Walpurgistag
Erstbesiedlung.
Ilse: Na, so ganz arm war Käthe Kollwitz ja nun auch nicht. Die hat schließlich im Vorderhaus gewohnt, während unsereins parterre im zweiten Hof lebte. Ich war ja noch Patientin von ihrem Mann. Ein feiner Doktor. Der hat meine Mutter mit Madame angesprochen. Die ist hinterher durch die Weißenburger geschwebt, und wenn sie noch so malade war. Die hat nach ’m Krieg immer gesagt: »Det is Jerechtigkeit, det man die Straße nach den beiden benannt hat. Solche Menschen, die sich nicht zu fein waren, unter uns zu wohnen.« Aber was red ich, ihr hört mir ja gar nicht zu.
Trude: Du wiederholst dich.
Gerda: Jetzt ’n Kaffee.
(Sie treten an eine der Buden, die in einer langen Reihe an der Wörther Straße stehen. Stalin pinkelt an einen Baum.)
Trude: Haben Sie auch wat andret als Latte macke?
(Die Verkäuferin, die sie erst nicht versteht, zeigt Schließlich auf eine Tafel. Es gibt Cappuccino, Espresso, Espresso double, Latte macchiato, to go or not to go.)
Trude: Ick dachte so an DDR-türkisch. Wat Mädels? Mit viel Kondensmilch.
(Die Verkäuferin guckt verständnislos.)
Trude: Also, passen Se uff, Sie nehmen jetzt so ’n Becher, den größten. Da tun Se zwei Messlöffel Kaffee rein. Und denn kochendet Wasser druff. Det ist DDR-türkisch. Wieder wat jelernt.

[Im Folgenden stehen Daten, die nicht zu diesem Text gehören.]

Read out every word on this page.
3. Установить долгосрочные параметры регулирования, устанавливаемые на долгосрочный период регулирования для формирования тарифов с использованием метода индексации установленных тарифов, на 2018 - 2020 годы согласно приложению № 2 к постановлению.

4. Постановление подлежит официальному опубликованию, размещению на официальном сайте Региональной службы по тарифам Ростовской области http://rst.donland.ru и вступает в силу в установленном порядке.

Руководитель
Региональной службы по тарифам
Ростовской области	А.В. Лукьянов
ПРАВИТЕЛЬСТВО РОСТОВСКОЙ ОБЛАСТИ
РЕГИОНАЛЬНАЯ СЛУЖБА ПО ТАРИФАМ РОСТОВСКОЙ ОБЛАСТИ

(Die Verkäuferin tut, wie ihr geheißen.)
Ilse: Man merkt, dass du Hortnerin warst.
Trude: Ne janz harte. Bei mir sind noch jedem Rabauken die Tränen jekommen. Manchmal sehe ick sie noch auf der Straße, sie werfen sich, wenn se mich entdecken, stante pede in den Staub und winseln um Gnade.
(Die Verkäuferin reicht den Kaffee rüber. Trude zahlt und die drei stellen sich an einen der Tische, wo sie in ihren Tassen rühren.) Gerda: Also, ich hätt’s mir hier aufregender vorgestellt.
Trude: Det wird noch. Lasst uns die schöne Blasmusik jenießen. Und später jehn wir dann der Masse nach. Die zieht’s zur Bambule. (Trude holt den Schlehenlikör und drei Schnapsgläser aus dem Beutel heraus und gießt ein. Sie prosten sich zu und drehen sich zur Bühne. Dort stehen zwanzig leidlich junge Leute in rot-schwarzer Kleidung und mit zumeist goldenen Instrumenten. Sie sind laut blasen oft am richtigen Ton vorbei und haben leichte Rhythmusschwankungen, was die drei Frauen nicht zur Kenntnis nehmen, weil sie zwar in der Volksbildung arbeiteten, nicht aber als Musiklehrerinnen.)
Trude (liest): Bolschewistische Kulturkapelle Schwarz-Rot.
Ilse: Nie gehört.
Gerda: Da steht Kurkapelle, nicht Kulturkapelle.
Trude: Ist Bolschewismus nich verboten heutzutage?
Ilse: Ist doch schön die Musik, oder? Hört man ja nicht mehr so oft. Erinnert mich an die kommunistische Blaskapelle, die’ 29 im Saalbau Friedrichshain gespielt hat. Allerdings waren die noch ein bisschen zackiger.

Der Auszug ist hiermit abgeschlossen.